The idea of the Umwelt was, Yong writes, "radical at the time." I think if you read Yong's book, you can, through the references and scientists get an idea of when it became a mainstream research area, years after its first description.

Yong quotes Uexkull's comparison of  "an animal's body to a house. 'Each house has a number of windows , which open onto a garden: a light window, a sound window, an olfactory window, a taste window, and a great number of tactile windows. Depending on the manner in which these windows are built, the garden changes as it is seen from the house. By no means does it appear as a section of a larger world. Rather, it is the only world that belongs to the house--it [Umwelt], The garden that appears to our eye is fundamentally different from that which presents itself to the inhabitants of the house.'"

The book is about."about animals as animals" (not as models and other motivations for studying them) and how they slice and dice the environment. It is also a book on how scientists do science, how they design experiments, how they challenge their own thinking, how they selected a particular research organism - some love them like no other organism* - to spend a career researching them as well as the history of science.
Yong closes with a discussion on threatened sensescapes: quiet and the dark of night. Our increasingly lighted lands have deep and widespread effects, e.g., bird migration (survival as well as navigation), survival of newly hatched sea turtle, and pollination of plants. Yong writes that "The boundaries of our own Umwelt corral our ability to understand the Umwelten of others." Researcher Travis Longcore adds an emphasis: "'We too quickly forget that we don't perceive the world in the same way as other species, and consequently, we ignore impacts that we shouldn't."

One of the charges of The Natural Sounds and Night Skies Division of the National Park Service (NPS) is "to safeguard the United States' natural soundscapes." This first required mapping them and Kurt Fristrup and his colleagues found that human activity has doubled the background noise levels in 63% of protects spaces, and increased them tenfold in 21 percent" (~500 sites around the nation).

This affects animal calls and songs (how far they can be heard, how loud they now have to be), the timing of morning bird choruses, reproduction in birds (not being able to attract a mate, communication in whales (distances--their calls once stretched from one ocean border to another),and life history features of sea organisms. Yong notes the dimensions of this problem writing that "personal responsibility cannot compensate for societal responsibility.

It surprised me to learn that Jakob von Uexkull wrote a second book that included this observation "about the Umwelt of the astronomer." This is what he said. "'Through gigantic optical aids,' our eyes 'are capable of penetrating outer space as far as the most distant stars.

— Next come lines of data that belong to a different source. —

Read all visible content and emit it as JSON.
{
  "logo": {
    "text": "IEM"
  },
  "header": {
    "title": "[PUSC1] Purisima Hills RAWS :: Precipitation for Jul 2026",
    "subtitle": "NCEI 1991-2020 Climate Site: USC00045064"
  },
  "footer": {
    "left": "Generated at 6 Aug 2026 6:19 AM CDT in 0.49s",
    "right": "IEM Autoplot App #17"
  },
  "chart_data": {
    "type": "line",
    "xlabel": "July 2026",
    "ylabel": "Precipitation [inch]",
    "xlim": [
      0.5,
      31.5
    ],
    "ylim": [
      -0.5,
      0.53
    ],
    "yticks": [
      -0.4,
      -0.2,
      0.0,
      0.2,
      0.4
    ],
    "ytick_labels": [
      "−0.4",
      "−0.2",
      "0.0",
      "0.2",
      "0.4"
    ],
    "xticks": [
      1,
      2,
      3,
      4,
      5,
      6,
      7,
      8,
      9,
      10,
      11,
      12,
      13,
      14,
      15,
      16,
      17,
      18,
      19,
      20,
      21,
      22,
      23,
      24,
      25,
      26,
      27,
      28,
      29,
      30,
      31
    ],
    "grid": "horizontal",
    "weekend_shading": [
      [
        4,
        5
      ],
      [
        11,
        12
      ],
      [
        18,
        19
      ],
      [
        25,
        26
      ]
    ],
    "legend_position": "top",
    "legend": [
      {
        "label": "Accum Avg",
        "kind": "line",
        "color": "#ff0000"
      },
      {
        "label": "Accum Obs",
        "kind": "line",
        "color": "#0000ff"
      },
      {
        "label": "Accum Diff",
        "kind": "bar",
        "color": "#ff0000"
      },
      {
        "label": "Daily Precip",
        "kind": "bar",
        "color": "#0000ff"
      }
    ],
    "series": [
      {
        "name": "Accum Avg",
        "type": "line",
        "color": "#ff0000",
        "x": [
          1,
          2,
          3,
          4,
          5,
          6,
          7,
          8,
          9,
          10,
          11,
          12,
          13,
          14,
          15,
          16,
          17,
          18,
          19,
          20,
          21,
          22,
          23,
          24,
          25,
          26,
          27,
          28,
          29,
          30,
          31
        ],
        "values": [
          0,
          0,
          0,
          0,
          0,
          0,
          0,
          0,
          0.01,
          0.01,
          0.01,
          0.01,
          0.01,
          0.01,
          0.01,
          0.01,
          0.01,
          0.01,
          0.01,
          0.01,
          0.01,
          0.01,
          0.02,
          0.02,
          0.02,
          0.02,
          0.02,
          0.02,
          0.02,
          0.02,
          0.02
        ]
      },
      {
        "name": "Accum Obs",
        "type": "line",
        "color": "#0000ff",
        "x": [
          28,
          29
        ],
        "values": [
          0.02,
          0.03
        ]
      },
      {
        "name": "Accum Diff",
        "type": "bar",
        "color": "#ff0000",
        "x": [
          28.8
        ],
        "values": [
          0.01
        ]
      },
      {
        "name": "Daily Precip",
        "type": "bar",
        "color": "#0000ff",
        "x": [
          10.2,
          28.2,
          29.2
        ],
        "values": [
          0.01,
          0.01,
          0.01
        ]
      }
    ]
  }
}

In its [Umwelt], suns and planets circle at a solemn pace.' The tools of astronomy," Yong notes, "can capture stimuli that no animal can naturally sense--X-rays, radio waves, and gravitational waves from colliding black holes. They extend the human Umwelt across the extent of the Universe and back to its very beginning (emphasis added).

Near the end, Yong points out one of our talents, namely the "ability to dip into other Umwelten is our greatest sensory skill." Take a moment to let that sink in. At the end of the book, Yong writes about this skill and its gift to us. "We may not ever know what it is like to be an octopus, but at least we know octopuses exist, and that their experiences differ from ours. Through patient observation, through the technologies at our disposal, through the scientific method, and, above all, through our curiosity and imagination, we can try to step into their worlds. We must choose to do so, and to have that choice is a gift. It is not a blessing we have earned, but it is one we must cherish."

Yong is a writer I deeply admire and so do other science writers. "What would we do without Ed Yong?," asks Rebecca Skloot (The Immortal Life of Henrietta Lacks) in another dust jacket quote. By the way, all of the dust jacket quotes were useful, each has a sense of authenticity, of the writer having read the book and each provides an angle or angles that told me something about the book. So read them, too.